The UFC and their anti-doping partner USADA claim that the results did not come back until after the fight took place. Hunt and his team disagree with the UFC's claim, among other things.

Lesnar was suspended for one year and fined $250,000 (10 per cent of his guaranteed purse in the fight against Hunt) by the Nevada Athletic Commission.

Mark Hunt during the his win over Derrick Lewis in June 2017. Photo / Photosport
Mark Hunt during the his win over Derrick Lewis in June 2017. Photo / Photosport

However, Hunt said last year that the penalty wasn't enough, which was one of the reasons why he was suing the UFC.

"I want the UFC to understand it's not OK to keep doing what they're doing," Hunt told

"They're allowing guys to do this. They had a chance to take all the money from this guy, because he's a cheater, and they didn't.
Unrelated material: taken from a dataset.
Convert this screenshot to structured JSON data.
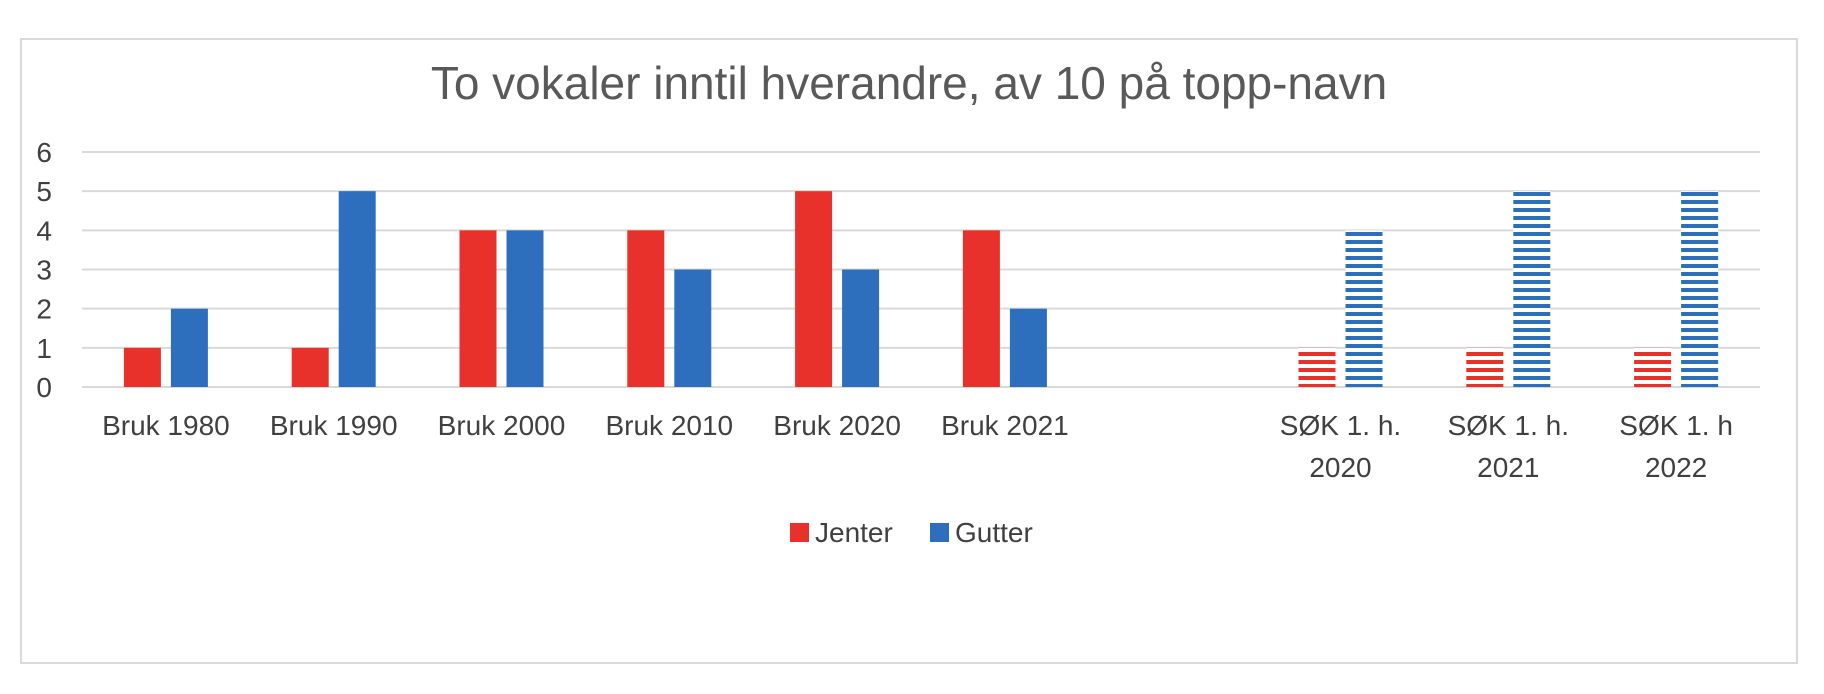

"What message is that sending to the boys and girls who want to be a fighter someday? The message is, 'You just have to cheat like this and it's OK.' In society, if you commit a crime, you pay. Why is it different in MMA? It's hurt the business, so it's even worse. They need to be held accountable for this."

Denning said Lesnar's return and position of favour with the UFC could bolster their case as it shows that it "actually pays to take the [banned] substances" if you're a UFC fighter.

Meanwhile, Hunt remains an active UFC fighter and his next fight may have been revealed on accident by retired UFC legend Vitor Belfort.

Belfort posted a picture posing with UFC president White in front of a white board showing Hunt's name written alongside Ukrainian heavyweight Aleksei Oleinik. The instagram post has since been deleted.

Fabricio Werdum was initially announced to face Oleinik as the headlining fight for the UFC Fight Night event in Russia in September, but Werdum has since been flagged for a potential doping violation, putting the matchup in doubt.

Hunt, who is currently the #8 ranked heavyweight in the UFC's official rankings, would make sense as a replacement for Werdum.